SOFIA is a modified Boeing 747-SP with a giant hole cut into the fuselage, with a massive 17-ton, 100-inch diameter telescope aimed out of the chasm. The operational principle was simple: By flying an infrared telescope into the stratosphere, SOFIA was able to bypass 99 percent of the infrared-blocking, water-vapor-laden layers of the Earth's atmosphere and get vastly more detailed imagery than any Earth-bound observatory ever could. SOFIA would fly through the night for up to 12 hours at a time at altitudes as high as 45,000 feet with her massive 3,000-pound telescope door open, taking detailed images of deep space with her German Aerospace Center (DLR)-built eight-foot telescope. Another benefit of SOFIA was that the telescope could be maintained and modified every time she landed, rather than requiring a vastly complicated and difficult low-earth-orbit space flight to service like space-bound telescopes require.

SOFIA started life as a Pan-Am passenger jet in the late '70s and was acquired by NASA in 1997 to use as a flying laboratory. After a decade of research and development, her maiden flight as a research plane was April 26, 2007, and the first imagery from the telescope was taken in 2010. In the years since, she's been used to research the atmospheric composition of Pluto, detect oxygen on Mars, discover molecular water on the Earth's Moon, and take countless invisible-light images of deep-space objects.

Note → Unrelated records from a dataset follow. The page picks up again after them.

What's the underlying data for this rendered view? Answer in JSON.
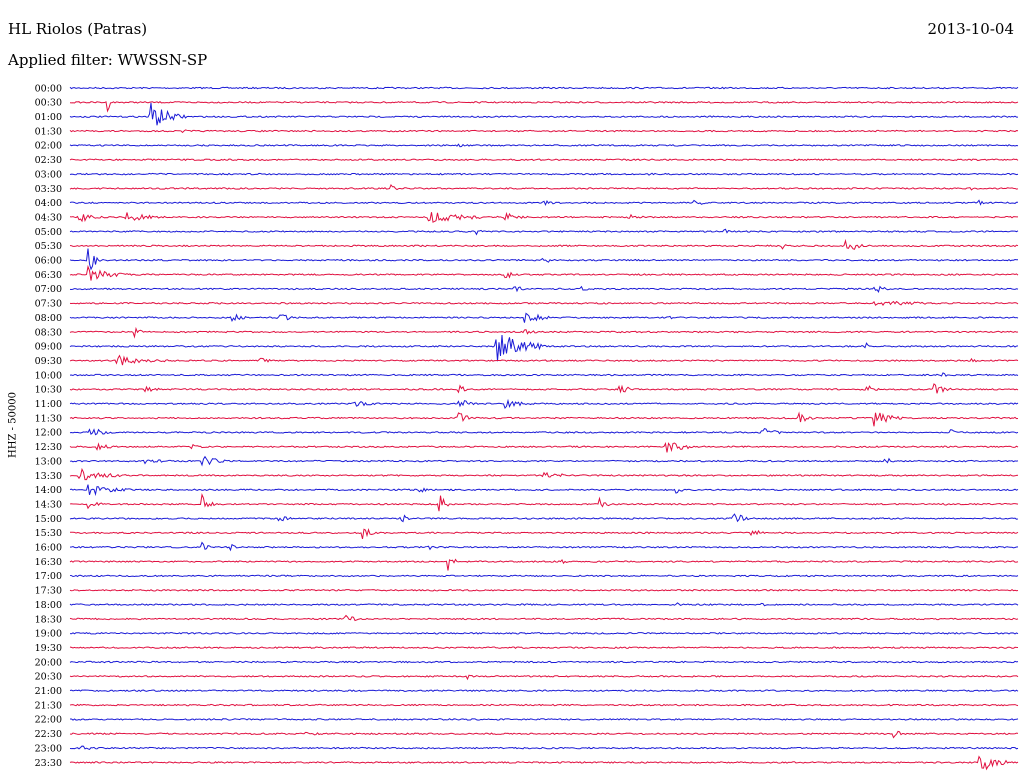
{
  "header": {
    "station": "HL Riolos (Patras)",
    "date": "2013-10-04",
    "filter": "Applied filter: WWSSN-SP"
  },
  "chart_data": {
    "type": "line",
    "ylabel": "HHZ - 50000",
    "colors": {
      "odd": "#1b1bd6",
      "even": "#e01040"
    },
    "rows": [
      {
        "label": "00:00",
        "color": "#1b1bd6",
        "events": []
      },
      {
        "label": "00:30",
        "color": "#e01040",
        "events": [
          {
            "t": 0.04,
            "a": 10,
            "d": 0.002
          }
        ]
      },
      {
        "label": "01:00",
        "color": "#1b1bd6",
        "events": [
          {
            "t": 0.085,
            "a": 15,
            "d": 0.035
          }
        ]
      },
      {
        "label": "01:30",
        "color": "#e01040",
        "events": [
          {
            "t": 0.12,
            "a": 2,
            "d": 0.01
          }
        ]
      },
      {
        "label": "02:00",
        "color": "#1b1bd6",
        "events": [
          {
            "t": 0.41,
            "a": 2,
            "d": 0.01
          }
        ]
      },
      {
        "label": "02:30",
        "color": "#e01040",
        "events": []
      },
      {
        "label": "03:00",
        "color": "#1b1bd6",
        "events": [
          {
            "t": 0.61,
            "a": 2,
            "d": 0.01
          }
        ]
      },
      {
        "label": "03:30",
        "color": "#e01040",
        "events": [
          {
            "t": 0.34,
            "a": 4,
            "d": 0.01
          },
          {
            "t": 0.95,
            "a": 2,
            "d": 0.01
          }
        ]
      },
      {
        "label": "04:00",
        "color": "#1b1bd6",
        "events": [
          {
            "t": 0.5,
            "a": 3,
            "d": 0.02
          },
          {
            "t": 0.66,
            "a": 3,
            "d": 0.02
          },
          {
            "t": 0.96,
            "a": 4,
            "d": 0.01
          }
        ]
      },
      {
        "label": "04:30",
        "color": "#e01040",
        "events": [
          {
            "t": 0.01,
            "a": 5,
            "d": 0.03
          },
          {
            "t": 0.06,
            "a": 5,
            "d": 0.05
          },
          {
            "t": 0.38,
            "a": 6,
            "d": 0.08
          },
          {
            "t": 0.46,
            "a": 5,
            "d": 0.03
          },
          {
            "t": 0.59,
            "a": 4,
            "d": 0.02
          }
        ]
      },
      {
        "label": "05:00",
        "color": "#1b1bd6",
        "events": [
          {
            "t": 0.43,
            "a": 3,
            "d": 0.01
          },
          {
            "t": 0.69,
            "a": 3,
            "d": 0.01
          }
        ]
      },
      {
        "label": "05:30",
        "color": "#e01040",
        "events": [
          {
            "t": 0.75,
            "a": 4,
            "d": 0.01
          },
          {
            "t": 0.82,
            "a": 10,
            "d": 0.015
          }
        ]
      },
      {
        "label": "06:00",
        "color": "#1b1bd6",
        "events": [
          {
            "t": 0.02,
            "a": 16,
            "d": 0.01
          },
          {
            "t": 0.5,
            "a": 3,
            "d": 0.03
          }
        ]
      },
      {
        "label": "06:30",
        "color": "#e01040",
        "events": [
          {
            "t": 0.02,
            "a": 8,
            "d": 0.04
          },
          {
            "t": 0.46,
            "a": 4,
            "d": 0.02
          }
        ]
      },
      {
        "label": "07:00",
        "color": "#1b1bd6",
        "events": [
          {
            "t": 0.47,
            "a": 5,
            "d": 0.01
          },
          {
            "t": 0.54,
            "a": 4,
            "d": 0.01
          },
          {
            "t": 0.85,
            "a": 4,
            "d": 0.02
          }
        ]
      },
      {
        "label": "07:30",
        "color": "#e01040",
        "events": [
          {
            "t": 0.85,
            "a": 3,
            "d": 0.1
          }
        ]
      },
      {
        "label": "08:00",
        "color": "#1b1bd6",
        "events": [
          {
            "t": 0.17,
            "a": 5,
            "d": 0.02
          },
          {
            "t": 0.22,
            "a": 7,
            "d": 0.02
          },
          {
            "t": 0.48,
            "a": 7,
            "d": 0.03
          },
          {
            "t": 0.63,
            "a": 3,
            "d": 0.01
          }
        ]
      },
      {
        "label": "08:30",
        "color": "#e01040",
        "events": [
          {
            "t": 0.07,
            "a": 5,
            "d": 0.01
          },
          {
            "t": 0.48,
            "a": 3,
            "d": 0.02
          }
        ]
      },
      {
        "label": "09:00",
        "color": "#1b1bd6",
        "events": [
          {
            "t": 0.45,
            "a": 18,
            "d": 0.05
          },
          {
            "t": 0.84,
            "a": 4,
            "d": 0.01
          }
        ]
      },
      {
        "label": "09:30",
        "color": "#e01040",
        "events": [
          {
            "t": 0.05,
            "a": 6,
            "d": 0.06
          },
          {
            "t": 0.2,
            "a": 3,
            "d": 0.02
          },
          {
            "t": 0.95,
            "a": 3,
            "d": 0.01
          }
        ]
      },
      {
        "label": "10:00",
        "color": "#1b1bd6",
        "events": [
          {
            "t": 0.92,
            "a": 3,
            "d": 0.01
          }
        ]
      },
      {
        "label": "10:30",
        "color": "#e01040",
        "events": [
          {
            "t": 0.08,
            "a": 3,
            "d": 0.03
          },
          {
            "t": 0.41,
            "a": 6,
            "d": 0.01
          },
          {
            "t": 0.58,
            "a": 5,
            "d": 0.02
          },
          {
            "t": 0.84,
            "a": 5,
            "d": 0.02
          },
          {
            "t": 0.91,
            "a": 7,
            "d": 0.02
          }
        ]
      },
      {
        "label": "11:00",
        "color": "#1b1bd6",
        "events": [
          {
            "t": 0.3,
            "a": 4,
            "d": 0.03
          },
          {
            "t": 0.41,
            "a": 6,
            "d": 0.02
          },
          {
            "t": 0.46,
            "a": 5,
            "d": 0.03
          }
        ]
      },
      {
        "label": "11:30",
        "color": "#e01040",
        "events": [
          {
            "t": 0.41,
            "a": 6,
            "d": 0.02
          },
          {
            "t": 0.77,
            "a": 5,
            "d": 0.02
          },
          {
            "t": 0.85,
            "a": 9,
            "d": 0.03
          }
        ]
      },
      {
        "label": "12:00",
        "color": "#1b1bd6",
        "events": [
          {
            "t": 0.02,
            "a": 6,
            "d": 0.03
          },
          {
            "t": 0.73,
            "a": 5,
            "d": 0.03
          },
          {
            "t": 0.93,
            "a": 3,
            "d": 0.01
          }
        ]
      },
      {
        "label": "12:30",
        "color": "#e01040",
        "events": [
          {
            "t": 0.03,
            "a": 5,
            "d": 0.02
          },
          {
            "t": 0.13,
            "a": 5,
            "d": 0.01
          },
          {
            "t": 0.63,
            "a": 6,
            "d": 0.04
          }
        ]
      },
      {
        "label": "13:00",
        "color": "#1b1bd6",
        "events": [
          {
            "t": 0.08,
            "a": 3,
            "d": 0.04
          },
          {
            "t": 0.14,
            "a": 6,
            "d": 0.03
          },
          {
            "t": 0.86,
            "a": 4,
            "d": 0.02
          }
        ]
      },
      {
        "label": "13:30",
        "color": "#e01040",
        "events": [
          {
            "t": 0.01,
            "a": 7,
            "d": 0.05
          },
          {
            "t": 0.5,
            "a": 3,
            "d": 0.06
          }
        ]
      },
      {
        "label": "14:00",
        "color": "#1b1bd6",
        "events": [
          {
            "t": 0.02,
            "a": 6,
            "d": 0.05
          },
          {
            "t": 0.37,
            "a": 3,
            "d": 0.01
          },
          {
            "t": 0.64,
            "a": 4,
            "d": 0.01
          }
        ]
      },
      {
        "label": "14:30",
        "color": "#e01040",
        "events": [
          {
            "t": 0.02,
            "a": 5,
            "d": 0.02
          },
          {
            "t": 0.14,
            "a": 11,
            "d": 0.01
          },
          {
            "t": 0.39,
            "a": 11,
            "d": 0.01
          },
          {
            "t": 0.56,
            "a": 7,
            "d": 0.01
          },
          {
            "t": 0.92,
            "a": 4,
            "d": 0.01
          }
        ]
      },
      {
        "label": "15:00",
        "color": "#1b1bd6",
        "events": [
          {
            "t": 0.22,
            "a": 4,
            "d": 0.02
          },
          {
            "t": 0.35,
            "a": 5,
            "d": 0.01
          },
          {
            "t": 0.7,
            "a": 7,
            "d": 0.02
          }
        ]
      },
      {
        "label": "15:30",
        "color": "#e01040",
        "events": [
          {
            "t": 0.31,
            "a": 8,
            "d": 0.01
          },
          {
            "t": 0.72,
            "a": 4,
            "d": 0.02
          }
        ]
      },
      {
        "label": "16:00",
        "color": "#1b1bd6",
        "events": [
          {
            "t": 0.14,
            "a": 5,
            "d": 0.01
          },
          {
            "t": 0.17,
            "a": 3,
            "d": 0.01
          },
          {
            "t": 0.38,
            "a": 3,
            "d": 0.01
          }
        ]
      },
      {
        "label": "16:30",
        "color": "#e01040",
        "events": [
          {
            "t": 0.4,
            "a": 10,
            "d": 0.01
          },
          {
            "t": 0.52,
            "a": 2,
            "d": 0.01
          }
        ]
      },
      {
        "label": "17:00",
        "color": "#1b1bd6",
        "events": []
      },
      {
        "label": "17:30",
        "color": "#e01040",
        "events": []
      },
      {
        "label": "18:00",
        "color": "#1b1bd6",
        "events": [
          {
            "t": 0.64,
            "a": 3,
            "d": 0.01
          },
          {
            "t": 0.73,
            "a": 4,
            "d": 0.01
          }
        ]
      },
      {
        "label": "18:30",
        "color": "#e01040",
        "events": [
          {
            "t": 0.29,
            "a": 4,
            "d": 0.03
          }
        ]
      },
      {
        "label": "19:00",
        "color": "#1b1bd6",
        "events": []
      },
      {
        "label": "19:30",
        "color": "#e01040",
        "events": []
      },
      {
        "label": "20:00",
        "color": "#1b1bd6",
        "events": []
      },
      {
        "label": "20:30",
        "color": "#e01040",
        "events": [
          {
            "t": 0.42,
            "a": 3,
            "d": 0.01
          }
        ]
      },
      {
        "label": "21:00",
        "color": "#1b1bd6",
        "events": []
      },
      {
        "label": "21:30",
        "color": "#e01040",
        "events": []
      },
      {
        "label": "22:00",
        "color": "#1b1bd6",
        "events": []
      },
      {
        "label": "22:30",
        "color": "#e01040",
        "events": [
          {
            "t": 0.25,
            "a": 3,
            "d": 0.03
          },
          {
            "t": 0.87,
            "a": 6,
            "d": 0.01
          }
        ]
      },
      {
        "label": "23:00",
        "color": "#1b1bd6",
        "events": [
          {
            "t": 0.01,
            "a": 5,
            "d": 0.02
          }
        ]
      },
      {
        "label": "23:30",
        "color": "#e01040",
        "events": [
          {
            "t": 0.96,
            "a": 12,
            "d": 0.03
          }
        ]
      }
    ]
  }
}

Her operational life ends on Sept. 30, after analysis determined that her productivity wasn't worth the costs as priorities shift within the agency. She joins a fleet of other retired Boeing NASA craft, including the Shuttle-carrying pair of modified 747s and the Weightless Wonder series of KC-135s used for astronaut training in zero-gravity environments. NASA has not announced if SOFIA will be displayed, but if she is, I can assure you that I'll be making the trip.